Tous ces petits subterfuges compromettaient la dignité de la couronne. Le lieutenant civil enregistra du très-exprès commandement du roi[1].

On ne délibéra point. Tout Paris s’obstina à tourner la chambre royale en ridicule ; elle s’y accoutuma si bien, qu’elle-même s’assembla quelquefois en riant, et qu’elle plaisantait de ses arrêts.

Il arriva cependant une affaire sérieuse. Je ne sais quel fripon, nommé Sandrin, ayant été condamné à être pendu par le Châtelet, en appela à la chambre royale, qui confirma la sentence. Le Châtelet prétendit qu’on ne devait en appeler qu’au parlement, et refusa de pendre le coupable. Le rapporteur de cette cause criminelle, nommé Milon, fut mis à la Bastille pour n’avoir point fait pendre Sandrin. Le Châtelet alors cessa ses fonctions comme le parlement[2] ; il n’y eut plus aucune justice dans Paris. Aussitôt lettres de cachet au Châtelet pour rendre la justice ; enlèvement de trois conseillers des plus ardents. La moitié de Paris riait, et l’autre moitié murmurait. Les convulsionnaires protestaient que ces démêlés finiraient tragiquement ; et ce qu’on appelle à Paris la bonne compagnie assurait que tout cela ne serait jamais qu’une mauvaise farce.
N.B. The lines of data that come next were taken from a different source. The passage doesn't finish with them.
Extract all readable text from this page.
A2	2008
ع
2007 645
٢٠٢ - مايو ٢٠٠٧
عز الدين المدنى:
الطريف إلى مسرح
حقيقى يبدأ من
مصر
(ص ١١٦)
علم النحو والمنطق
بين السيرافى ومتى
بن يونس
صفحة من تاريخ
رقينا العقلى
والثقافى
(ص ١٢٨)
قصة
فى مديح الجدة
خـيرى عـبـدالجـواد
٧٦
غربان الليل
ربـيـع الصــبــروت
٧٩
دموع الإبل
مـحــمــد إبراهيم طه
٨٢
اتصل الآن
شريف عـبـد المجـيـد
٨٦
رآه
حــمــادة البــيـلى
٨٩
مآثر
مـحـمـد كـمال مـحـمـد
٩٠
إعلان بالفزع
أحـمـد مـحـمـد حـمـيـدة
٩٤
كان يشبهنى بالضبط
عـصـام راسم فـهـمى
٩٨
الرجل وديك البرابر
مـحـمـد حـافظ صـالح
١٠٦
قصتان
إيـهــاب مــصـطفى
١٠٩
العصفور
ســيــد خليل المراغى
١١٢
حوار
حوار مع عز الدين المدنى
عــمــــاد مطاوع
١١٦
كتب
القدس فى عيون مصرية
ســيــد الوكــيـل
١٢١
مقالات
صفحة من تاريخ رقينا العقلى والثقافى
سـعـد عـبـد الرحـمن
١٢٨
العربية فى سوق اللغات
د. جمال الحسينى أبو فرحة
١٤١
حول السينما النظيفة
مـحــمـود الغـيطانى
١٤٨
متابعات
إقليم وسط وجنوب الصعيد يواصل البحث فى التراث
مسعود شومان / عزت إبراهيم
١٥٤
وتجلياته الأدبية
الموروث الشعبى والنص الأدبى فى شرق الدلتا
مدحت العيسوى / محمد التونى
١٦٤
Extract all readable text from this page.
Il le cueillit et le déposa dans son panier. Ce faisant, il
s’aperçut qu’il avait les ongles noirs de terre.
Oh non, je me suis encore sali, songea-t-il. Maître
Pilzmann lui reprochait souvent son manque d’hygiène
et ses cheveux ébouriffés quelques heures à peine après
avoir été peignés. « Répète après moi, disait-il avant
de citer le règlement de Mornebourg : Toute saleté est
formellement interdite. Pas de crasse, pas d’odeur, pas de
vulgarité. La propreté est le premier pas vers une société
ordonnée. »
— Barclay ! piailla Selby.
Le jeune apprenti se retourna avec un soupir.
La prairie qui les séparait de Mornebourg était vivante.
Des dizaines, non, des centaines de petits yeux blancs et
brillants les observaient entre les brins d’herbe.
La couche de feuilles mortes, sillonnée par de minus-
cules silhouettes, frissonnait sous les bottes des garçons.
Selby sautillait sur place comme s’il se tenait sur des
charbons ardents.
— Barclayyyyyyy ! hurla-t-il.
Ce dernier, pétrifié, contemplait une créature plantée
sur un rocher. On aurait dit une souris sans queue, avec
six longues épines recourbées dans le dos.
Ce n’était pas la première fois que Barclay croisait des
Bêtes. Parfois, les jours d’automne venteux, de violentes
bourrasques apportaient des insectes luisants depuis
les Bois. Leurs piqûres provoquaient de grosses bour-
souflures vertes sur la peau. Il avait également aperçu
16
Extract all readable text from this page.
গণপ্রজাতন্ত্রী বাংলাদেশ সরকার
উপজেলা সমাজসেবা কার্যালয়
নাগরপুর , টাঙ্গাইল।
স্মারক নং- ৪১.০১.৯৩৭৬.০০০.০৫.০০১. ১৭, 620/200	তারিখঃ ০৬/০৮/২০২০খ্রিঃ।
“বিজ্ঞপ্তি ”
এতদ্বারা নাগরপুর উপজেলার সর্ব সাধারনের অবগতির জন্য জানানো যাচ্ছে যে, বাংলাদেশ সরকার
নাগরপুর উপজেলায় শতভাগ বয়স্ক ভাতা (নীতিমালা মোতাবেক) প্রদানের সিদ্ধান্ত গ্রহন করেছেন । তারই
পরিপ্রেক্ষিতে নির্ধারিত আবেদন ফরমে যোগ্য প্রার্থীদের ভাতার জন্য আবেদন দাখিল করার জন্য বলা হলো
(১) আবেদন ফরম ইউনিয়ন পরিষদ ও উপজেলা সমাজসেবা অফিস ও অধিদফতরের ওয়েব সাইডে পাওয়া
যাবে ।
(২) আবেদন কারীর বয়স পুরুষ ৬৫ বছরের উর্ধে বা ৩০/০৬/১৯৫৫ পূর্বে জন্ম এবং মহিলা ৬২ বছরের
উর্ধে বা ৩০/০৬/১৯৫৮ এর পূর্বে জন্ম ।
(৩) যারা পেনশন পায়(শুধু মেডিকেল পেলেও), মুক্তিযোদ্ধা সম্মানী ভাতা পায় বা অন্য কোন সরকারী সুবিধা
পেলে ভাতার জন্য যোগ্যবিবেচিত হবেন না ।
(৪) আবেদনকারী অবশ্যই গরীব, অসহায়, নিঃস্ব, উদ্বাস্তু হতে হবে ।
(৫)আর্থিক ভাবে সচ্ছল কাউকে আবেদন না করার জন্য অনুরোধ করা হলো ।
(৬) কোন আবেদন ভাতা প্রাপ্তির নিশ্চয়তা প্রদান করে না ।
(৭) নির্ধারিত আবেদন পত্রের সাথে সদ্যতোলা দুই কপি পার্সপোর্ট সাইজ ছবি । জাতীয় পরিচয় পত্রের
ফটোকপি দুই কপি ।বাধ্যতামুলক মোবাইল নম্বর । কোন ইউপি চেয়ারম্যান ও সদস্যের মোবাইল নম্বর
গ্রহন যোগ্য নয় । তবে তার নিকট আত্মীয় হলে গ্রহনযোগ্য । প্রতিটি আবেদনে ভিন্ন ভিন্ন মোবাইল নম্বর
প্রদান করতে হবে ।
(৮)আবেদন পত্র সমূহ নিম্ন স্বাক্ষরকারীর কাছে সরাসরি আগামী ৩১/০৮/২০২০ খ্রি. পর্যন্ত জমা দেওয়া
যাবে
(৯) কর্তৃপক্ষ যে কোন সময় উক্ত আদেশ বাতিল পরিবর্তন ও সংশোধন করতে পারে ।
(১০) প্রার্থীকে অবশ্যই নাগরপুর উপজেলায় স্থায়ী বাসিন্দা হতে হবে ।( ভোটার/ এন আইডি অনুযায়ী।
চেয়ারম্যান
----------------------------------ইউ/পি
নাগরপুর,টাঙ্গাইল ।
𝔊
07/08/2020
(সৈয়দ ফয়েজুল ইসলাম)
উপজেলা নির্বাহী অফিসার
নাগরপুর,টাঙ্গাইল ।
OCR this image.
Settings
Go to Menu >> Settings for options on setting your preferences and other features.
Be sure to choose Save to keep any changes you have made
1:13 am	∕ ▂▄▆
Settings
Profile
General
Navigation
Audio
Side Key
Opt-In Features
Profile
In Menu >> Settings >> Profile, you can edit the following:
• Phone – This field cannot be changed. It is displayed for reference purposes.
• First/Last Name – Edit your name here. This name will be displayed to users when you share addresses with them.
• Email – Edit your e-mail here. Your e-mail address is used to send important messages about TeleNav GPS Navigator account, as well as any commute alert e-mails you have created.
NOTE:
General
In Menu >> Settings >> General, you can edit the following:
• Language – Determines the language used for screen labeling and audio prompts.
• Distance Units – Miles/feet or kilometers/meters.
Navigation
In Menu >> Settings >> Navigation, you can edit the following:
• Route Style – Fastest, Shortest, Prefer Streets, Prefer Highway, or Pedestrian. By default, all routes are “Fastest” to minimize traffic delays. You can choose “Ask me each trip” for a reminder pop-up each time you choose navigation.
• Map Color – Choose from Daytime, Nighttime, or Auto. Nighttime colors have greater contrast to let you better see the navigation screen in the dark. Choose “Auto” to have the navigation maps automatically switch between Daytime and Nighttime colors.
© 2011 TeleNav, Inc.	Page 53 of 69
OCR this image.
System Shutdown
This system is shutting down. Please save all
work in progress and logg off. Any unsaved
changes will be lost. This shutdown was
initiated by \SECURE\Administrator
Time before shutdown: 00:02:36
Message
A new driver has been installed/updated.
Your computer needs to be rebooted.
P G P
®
Les autres parlements imitaient celui de Paris ; et partout où il y avait des refus de sacrements il y avait des arrêts, et ces arrêts étaient cassés ; le Châtelet de Paris était rempli de confusion, la chambre royale presque oisive, le parlement exilé, et cependant tout était tranquille. La police agissait, les marchés se tenaient avec ordre, le commerce florissait, les spectacles réjouissaient la ville, l’impossibilité de faire juger des procès obligeait les plaideurs de s’accommoder ; on prenait des arbitres au lieu de juges.

Pendant que la magistrature était ainsi avilie, le clergé triomphait. Tous les prêtres bannis par le parlement revenaient ; les curés décrétés exerçaient leurs fonctions ; l’esprit du ministère alors était de favoriser l’Église contre le parlement, parce que jusque-là on ne pouvait accuser l’archevêque de Paris d’avoir désobéi au roi, et on reprochait au parlement des désobéissances formelles. Cependant toute la cour s’empressa de négocier, parce qu’elle n’avait rien à faire. Il fallait mettre fin à cette espèce

  1. 20 novembre. (Note de Voltaire.)
  2. 27 novembre. (Id.)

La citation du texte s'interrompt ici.